We are a small team of highly dedicated and ambitious people. We are curious, funny, radically honest yet kind, and we thrive on collaboration and transparency. Our main focus is on creating value for our customers.
Whether you’re skilled in building, selling, marketing, or supporting, we want you to help us change the developer tools industry.
We are looking for a Site Reliability Engineer to join our Product Team.

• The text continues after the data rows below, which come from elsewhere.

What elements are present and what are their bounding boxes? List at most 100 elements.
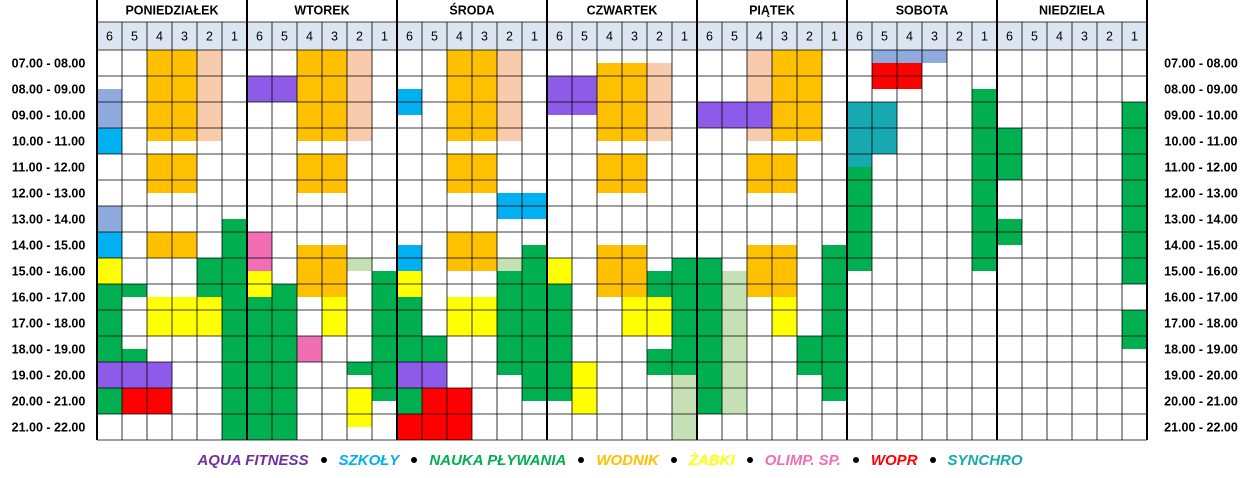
- legend-item: OLIMP. SP.: [764, 451, 841, 469]
- activity-block: [522, 245, 547, 401]
- time-label: 21.00 - 22.00: [1164, 420, 1238, 434]
- activity-block: [347, 258, 372, 271]
- time-label: 13.00 - 14.00: [12, 212, 86, 226]
- lane-label: 6: [106, 29, 113, 43]
- legend-separator: [852, 457, 859, 463]
- activity-block: [572, 76, 597, 115]
- lane-label: 5: [1031, 29, 1038, 43]
- activity-block: [297, 154, 322, 193]
- lane-label: 2: [956, 29, 963, 43]
- activity-block: [772, 297, 797, 336]
- lane-label: 3: [631, 29, 638, 43]
- activity-block: [922, 50, 947, 63]
- activity-block: [772, 154, 797, 193]
- activity-block: [297, 50, 322, 141]
- time-label: 16.00 - 17.00: [1164, 290, 1238, 304]
- activity-block: [347, 362, 372, 375]
- lane-label: 6: [556, 29, 563, 43]
- activity-block: [322, 154, 347, 193]
- lane-label: 6: [706, 29, 713, 43]
- activity-block: [747, 154, 772, 193]
- time-label: 08.00 - 09.00: [12, 82, 86, 96]
- activity-block: [472, 297, 497, 336]
- activity-block: [447, 297, 472, 336]
- lane-label: 4: [1056, 29, 1063, 43]
- activity-block: [697, 102, 722, 128]
- time-label: 17.00 - 18.00: [12, 316, 86, 330]
- day-label: PONIEDZIAŁEK: [125, 3, 218, 17]
- time-label: 11.00 - 12.00: [12, 160, 85, 174]
- activity-block: [422, 336, 447, 362]
- lane-label: 6: [256, 29, 263, 43]
- activity-block: [772, 50, 797, 141]
- activity-block: [447, 232, 472, 271]
- lane-label: 5: [731, 29, 738, 43]
- lane-label: 3: [481, 29, 488, 43]
- activity-block: [822, 245, 847, 401]
- activity-block: [347, 50, 372, 141]
- activity-block: [722, 271, 747, 414]
- activity-block: [272, 76, 297, 102]
- time-label: 09.00 - 10.00: [12, 108, 86, 122]
- activity-block: [597, 245, 622, 297]
- lane-label: 2: [506, 29, 513, 43]
- lane-label: 6: [856, 29, 863, 43]
- legend-item: WODNIK: [596, 451, 659, 469]
- activity-block: [772, 245, 797, 297]
- day-label: ŚRODA: [449, 2, 494, 17]
- activity-block: [97, 258, 122, 284]
- time-label: 07.00 - 08.00: [12, 56, 86, 70]
- time-label: 12.00 - 13.00: [1164, 186, 1238, 200]
- lane-label: 1: [231, 29, 238, 43]
- lane-label: 1: [381, 29, 388, 43]
- activity-block: [497, 258, 522, 271]
- legend-separator: [670, 457, 677, 463]
- time-label: 15.00 - 16.00: [1164, 264, 1238, 278]
- activity-block: [147, 154, 172, 193]
- activity-block: [847, 167, 872, 271]
- legend-separator: [411, 457, 418, 463]
- activity-block: [97, 284, 122, 362]
- time-label: 14.00 - 15.00: [12, 238, 86, 252]
- activity-block: [322, 50, 347, 141]
- activity-block: [397, 362, 422, 388]
- lane-label: 4: [606, 29, 613, 43]
- activity-block: [97, 89, 122, 128]
- activity-block: [672, 375, 697, 440]
- activity-block: [797, 336, 822, 375]
- activity-block: [1122, 310, 1147, 349]
- time-label: 10.00 - 11.00: [1165, 134, 1238, 148]
- lane-label: 4: [306, 29, 313, 43]
- time-label: 20.00 - 21.00: [1164, 394, 1238, 408]
- day-label: WTOREK: [294, 3, 349, 17]
- lane-label: 4: [906, 29, 913, 43]
- activity-block: [422, 362, 447, 388]
- lane-label: 3: [331, 29, 338, 43]
- activity-block: [472, 154, 497, 193]
- activity-block: [97, 206, 122, 232]
- time-label: 10.00 - 11.00: [12, 134, 85, 148]
- lane-label: 4: [156, 29, 163, 43]
- time-label: 18.00 - 19.00: [12, 342, 86, 356]
- lane-label: 5: [881, 29, 888, 43]
- time-label: 19.00 - 20.00: [1164, 368, 1238, 382]
- activity-block: [497, 50, 522, 141]
- activity-block: [97, 232, 122, 258]
- lane-label: 1: [1131, 29, 1138, 43]
- activity-block: [322, 297, 347, 336]
- activity-block: [147, 362, 172, 388]
- activity-block: [472, 232, 497, 271]
- lane-label: 2: [1106, 29, 1113, 43]
- activity-block: [797, 50, 822, 141]
- lane-label: 6: [1006, 29, 1013, 43]
- activity-block: [1122, 102, 1147, 284]
- lane-label: 1: [681, 29, 688, 43]
- lane-label: 5: [431, 29, 438, 43]
- lane-label: 2: [806, 29, 813, 43]
- activity-block: [122, 349, 147, 362]
- lane-label: 3: [781, 29, 788, 43]
- lane-label: 4: [756, 29, 763, 43]
- activity-block: [247, 297, 272, 440]
- time-label: 09.00 - 10.00: [1164, 108, 1238, 122]
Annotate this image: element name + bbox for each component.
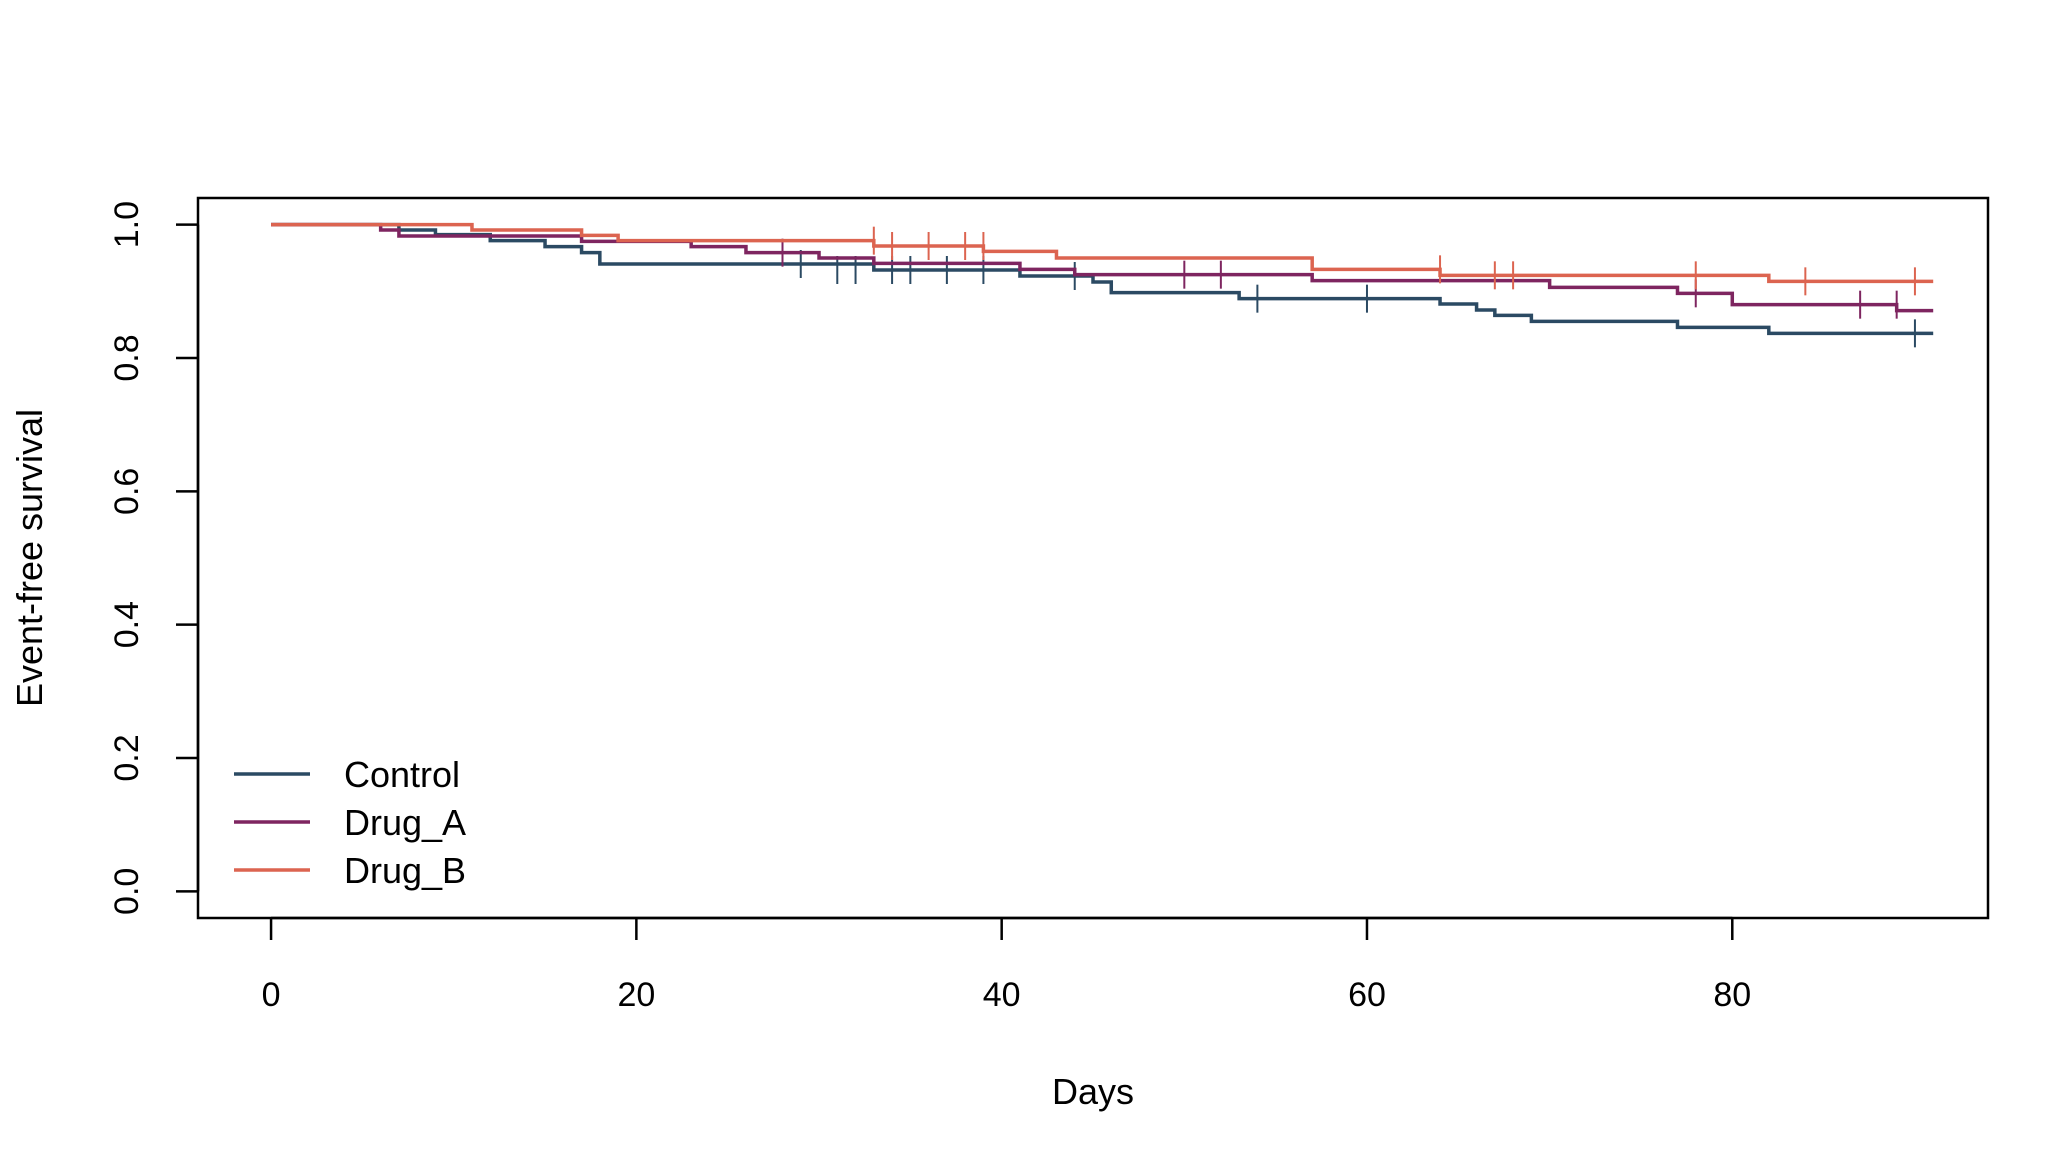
x-tick-label: 60 [1348,976,1386,1014]
legend-label: Control [344,754,460,795]
survival-curve [271,222,1934,336]
y-axis: 0.0 0.2 0.4 0.6 0.8 1.0 [108,201,200,915]
series-drug-b [271,222,1934,296]
y-tick-label: 0.8 [108,334,146,381]
x-axis-title: Days [1052,1071,1134,1112]
x-tick-label: 20 [617,976,655,1014]
y-tick-label: 0.4 [108,601,146,648]
y-axis-title: Event-free survival [9,409,50,707]
legend: Control Drug_A Drug_B [234,754,466,891]
series-control [271,222,1934,348]
x-tick-label: 0 [262,976,281,1014]
legend-label: Drug_A [344,802,466,843]
y-tick-label: 0.6 [108,468,146,515]
y-tick-label: 0.0 [108,868,146,915]
y-tick-label: 0.2 [108,734,146,781]
y-tick-label: 1.0 [108,201,146,248]
plot-frame [196,196,1990,920]
survival-curve [271,222,1934,313]
x-tick-label: 40 [983,976,1021,1014]
series-drug-a [271,222,1934,319]
x-axis: 0 20 40 60 80 [262,916,1751,1014]
series-layer [271,222,1934,348]
legend-label: Drug_B [344,850,466,891]
x-tick-label: 80 [1713,976,1751,1014]
survival-curve [271,222,1934,284]
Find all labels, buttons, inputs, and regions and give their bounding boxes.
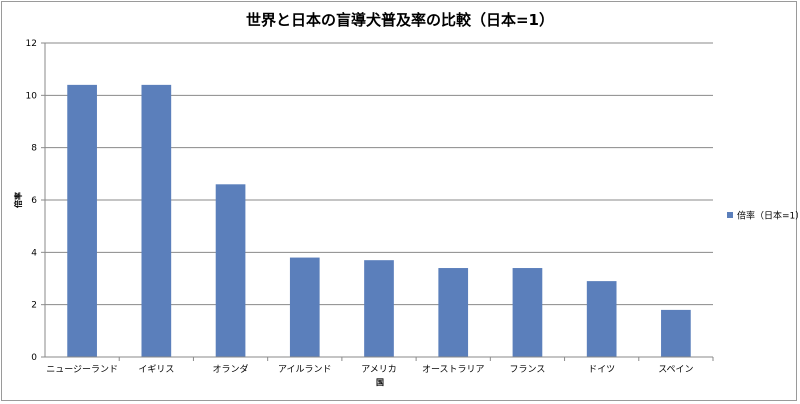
bar [364,260,394,357]
x-category-label: オランダ [213,363,249,375]
y-tick-label: 12 [26,39,37,49]
bar [661,309,691,357]
x-category-label: ニュージーランド [46,364,118,375]
bar [289,257,320,357]
x-category-label: ドイツ [588,365,615,375]
legend: 倍率（日本=1） [727,210,800,222]
bar [438,268,469,357]
x-axis-label: 国 [376,377,384,387]
legend-label: 倍率（日本=1） [737,210,800,222]
x-axis-categories: ニュージーランド イギリス オランダ アイルランド アメリカ オーストラリア フランス ドイツ… [45,356,714,375]
bar [512,268,543,357]
chart-title: 世界と日本の盲導犬普及率の比較（日本=1） [246,11,554,29]
y-tick-label: 2 [31,301,37,311]
y-axis-ticks: 0 2 4 6 8 10 12 [26,39,45,363]
y-tick-label: 8 [31,144,37,154]
y-tick-label: 10 [26,91,38,101]
bar [141,84,172,357]
x-category-label: アイルランド [278,364,332,375]
x-category-label: イギリス [138,364,174,375]
y-tick-label: 6 [31,196,37,206]
bars [67,84,691,357]
x-category-label: オーストラリア [422,364,485,375]
bar [67,84,97,357]
x-category-label: フランス [510,364,546,375]
x-category-label: アメリカ [361,364,397,375]
y-tick-label: 0 [31,353,37,363]
y-axis-label: 倍率 [13,192,23,209]
y-tick-label: 4 [31,248,37,258]
x-category-label: スペイン [658,365,693,375]
bar [586,281,617,357]
legend-swatch [727,212,733,218]
bar [215,184,246,357]
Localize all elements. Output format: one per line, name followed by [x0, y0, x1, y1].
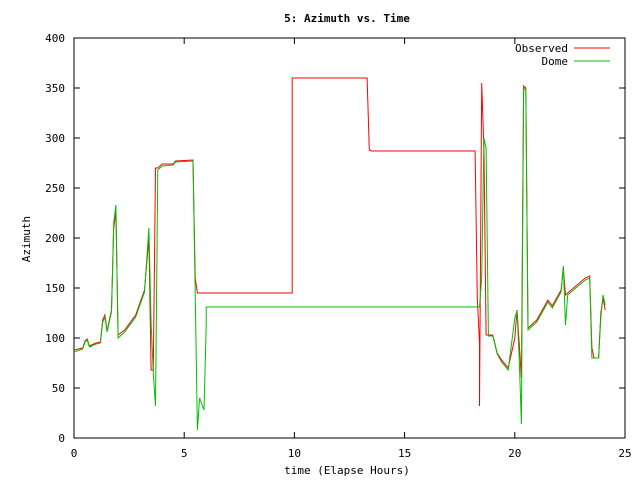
- x-tick-label: 25: [618, 447, 631, 460]
- legend-label-dome: Dome: [542, 55, 569, 68]
- x-tick-label: 0: [71, 447, 78, 460]
- y-tick-label: 150: [45, 282, 65, 295]
- x-tick-label: 20: [508, 447, 521, 460]
- series-line-observed: [73, 77, 606, 407]
- y-tick-label: 350: [45, 82, 65, 95]
- x-tick-label: 15: [398, 447, 411, 460]
- y-axis-label: Azimuth: [20, 216, 33, 262]
- series-lines: [73, 77, 606, 431]
- y-tick-label: 250: [45, 182, 65, 195]
- legend: Observed Dome: [515, 42, 610, 68]
- x-tick-label: 5: [181, 447, 188, 460]
- series-line-dome: [73, 86, 606, 431]
- y-tick-label: 200: [45, 232, 65, 245]
- y-tick-label: 400: [45, 32, 65, 45]
- chart-title: 5: Azimuth vs. Time: [284, 12, 410, 25]
- y-tick-label: 0: [58, 432, 65, 445]
- x-axis-label: time (Elapse Hours): [284, 464, 410, 477]
- x-tick-label: 10: [288, 447, 301, 460]
- legend-label-observed: Observed: [515, 42, 568, 55]
- y-tick-label: 300: [45, 132, 65, 145]
- y-tick-label: 100: [45, 332, 65, 345]
- y-tick-label: 50: [52, 382, 65, 395]
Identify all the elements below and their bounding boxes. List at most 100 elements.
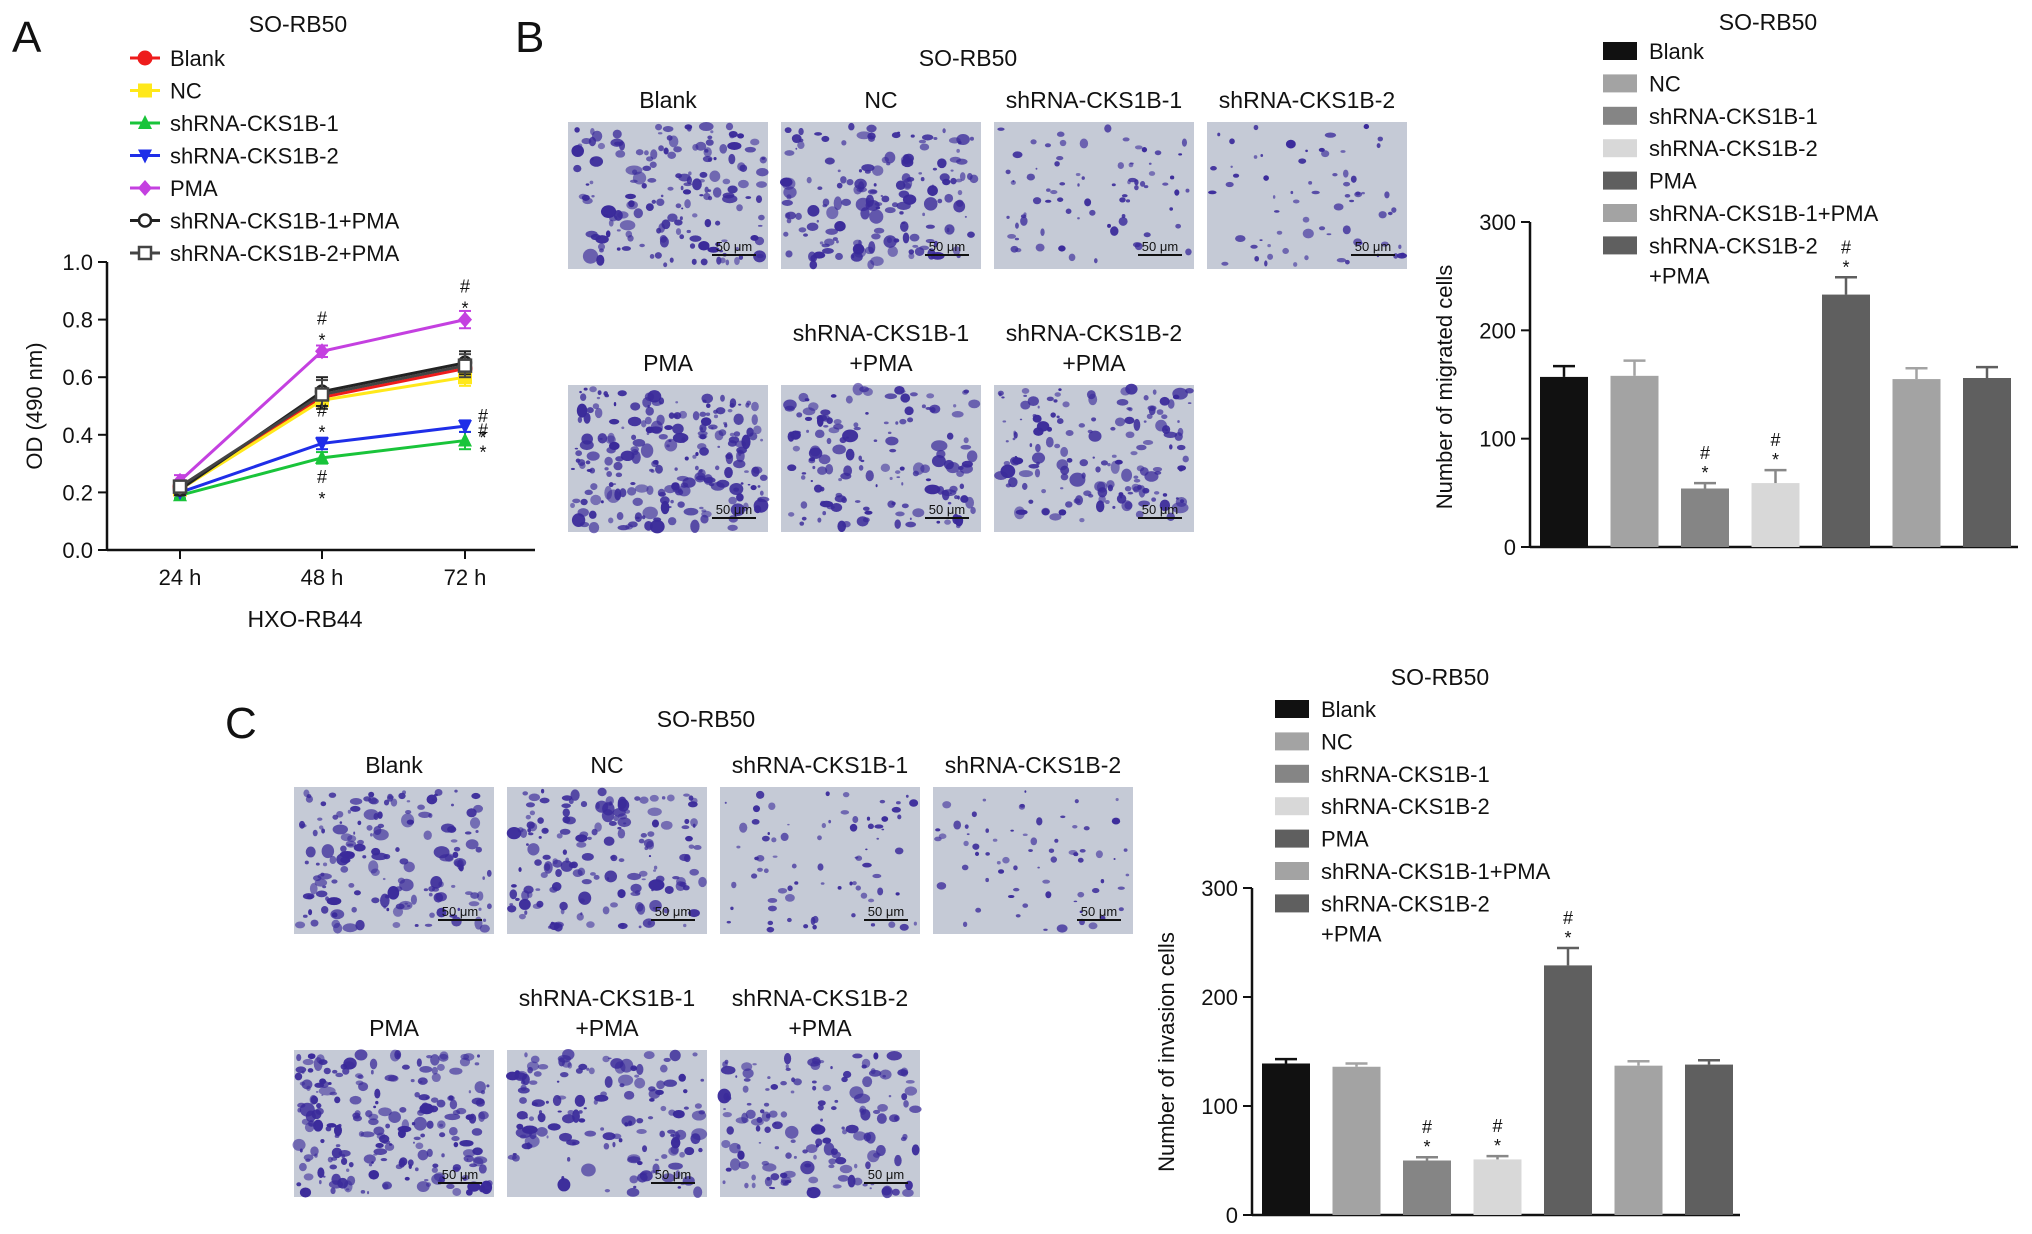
significance-hash: #: [317, 308, 327, 328]
stained-cell: [1065, 208, 1072, 214]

What will be your day-to-day?
Monitoring: contribute to the improvement of the monitoring and measurement systems that support our operational scale and continuous delivery. This goes from setting up and maintaining the right tools, to help the different engineering teams on the correct instrumentation of their code;
Availability: work to measure and increase the mean-time-between-failures and decrease the mean-time-to-repair of public-facing systems;
Operations: help the engineering team to operate their systems;
Performance, Efficiency & Latency: contribute to the measurement techniques that assist in the performance tuning of the applications stack, use the monitoring systems to help maintain application performance at acceptable levels, and recommend and implement performance improvements across the stack;
Security & Risk: participate in the ongoing process to identify and mitigate risk in our systems;
Capacity Planning: use our monitoring to advise on capacity requirements;
Engineering Tools: create and maintain tools that can help engineering teams improve their day to day work.
What are the skills and experience needed to do the job successfully?
Datadog, APM , Grafana, Prometheus, Cloudwatch - or similar;
Application development experience with at least one programming language (Java, Scala, Go, python...);
Experience managing systems with daily deployments that have to handle millions of requests;
An understanding that managing systems at scale require end to end infrastructure tools and automation;
Broad knowledge of system administration, networking, databases, security, storage and performance and have expertise in at least one of these disciplines;
Experience aligning with the goals of the DevOps movement in the sense that teams own the full cycle of the development process from design to operation;
Has provided a positive contribution to both operations-focused and development-focused work;
Has built and maintained cloud-based applications and infrastructure;
Has worked with tools and frameworks for automating infrastructure;
Passion for and experience in best practices in systems operations tools and techniques.